Background: Couple-based interventions on health-related quality of life (HRQoL) of cancer patients and their spouses have received increasing attention in recent years, but the findings of previous studies are inconsistent.


Objective: The aim of this study was to investigate the effects of couple-based interventions on the HRQoL of cancer patients and their spouses using a meta-analysis approach.


Method: English- and Chinese-language publications were collected from PubMed, EBSCO, EMBASE, CMB, and CNKI. The outcome measures included physical health, depression, anxiety, hopelessness, and marital satisfaction (MS). Pooled, weighted mean differences and 95% confidence intervals were estimated using fixed- and random-effects models. Publication bias and sensitivity analyses were performed.


Results: Twelve randomized controlled trials were included in this study. Compared with the control groups, the weighted mean differences of depression, anxiety, and MS were significantly improved in the intervention groups. However, improvements in the measures of physical health and hopelessness were nonsignificant. Psychoeducational interventions yielded a larger effect size than did skill training and blending interventions.
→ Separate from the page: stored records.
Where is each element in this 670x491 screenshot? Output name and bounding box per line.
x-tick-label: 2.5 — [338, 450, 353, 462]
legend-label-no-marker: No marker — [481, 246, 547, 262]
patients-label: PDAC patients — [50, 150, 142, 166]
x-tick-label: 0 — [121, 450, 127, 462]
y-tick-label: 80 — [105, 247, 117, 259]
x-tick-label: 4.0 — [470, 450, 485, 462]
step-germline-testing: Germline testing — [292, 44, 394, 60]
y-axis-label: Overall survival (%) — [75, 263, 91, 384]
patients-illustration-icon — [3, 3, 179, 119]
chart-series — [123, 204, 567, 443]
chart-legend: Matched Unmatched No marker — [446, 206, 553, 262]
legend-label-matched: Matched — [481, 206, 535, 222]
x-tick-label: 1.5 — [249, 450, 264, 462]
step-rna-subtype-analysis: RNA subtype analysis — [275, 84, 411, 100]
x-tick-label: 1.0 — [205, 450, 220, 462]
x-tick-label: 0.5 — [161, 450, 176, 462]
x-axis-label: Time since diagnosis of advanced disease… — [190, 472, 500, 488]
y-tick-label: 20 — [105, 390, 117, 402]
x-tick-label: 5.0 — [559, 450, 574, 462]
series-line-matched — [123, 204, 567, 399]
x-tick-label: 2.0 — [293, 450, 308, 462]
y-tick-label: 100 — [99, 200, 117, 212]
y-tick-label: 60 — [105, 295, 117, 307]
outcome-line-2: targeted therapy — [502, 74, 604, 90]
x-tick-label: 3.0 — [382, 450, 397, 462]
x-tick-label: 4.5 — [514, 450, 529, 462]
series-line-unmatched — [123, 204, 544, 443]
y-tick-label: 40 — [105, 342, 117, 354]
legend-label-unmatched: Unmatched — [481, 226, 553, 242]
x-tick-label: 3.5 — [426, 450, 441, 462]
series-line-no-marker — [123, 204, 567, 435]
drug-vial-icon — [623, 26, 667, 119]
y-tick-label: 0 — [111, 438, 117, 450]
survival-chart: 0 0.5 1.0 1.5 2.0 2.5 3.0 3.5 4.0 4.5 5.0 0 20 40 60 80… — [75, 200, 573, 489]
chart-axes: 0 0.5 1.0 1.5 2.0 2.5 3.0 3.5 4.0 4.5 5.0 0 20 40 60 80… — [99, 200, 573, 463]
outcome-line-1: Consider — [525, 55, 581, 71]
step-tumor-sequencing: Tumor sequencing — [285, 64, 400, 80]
Publication bias was not significant, and a sensitivity analysis indicated that the results were robust.


Conclusions: Couple-based interventions can improve anxiety, depression, and MS among cancer patients and their spouses, and psychoeducational interventions may be an effective approach. Given the small number of studies utilized in this analysis, the results should be considered preliminary and interpreted with caution.


Implications for Practice: Couple-based interventions may be an adjunctive method for cancer patients and their spouses to improve HRQoL. Further study concerning couple-based skill training and blending intervention are needed to better understand intervention effects.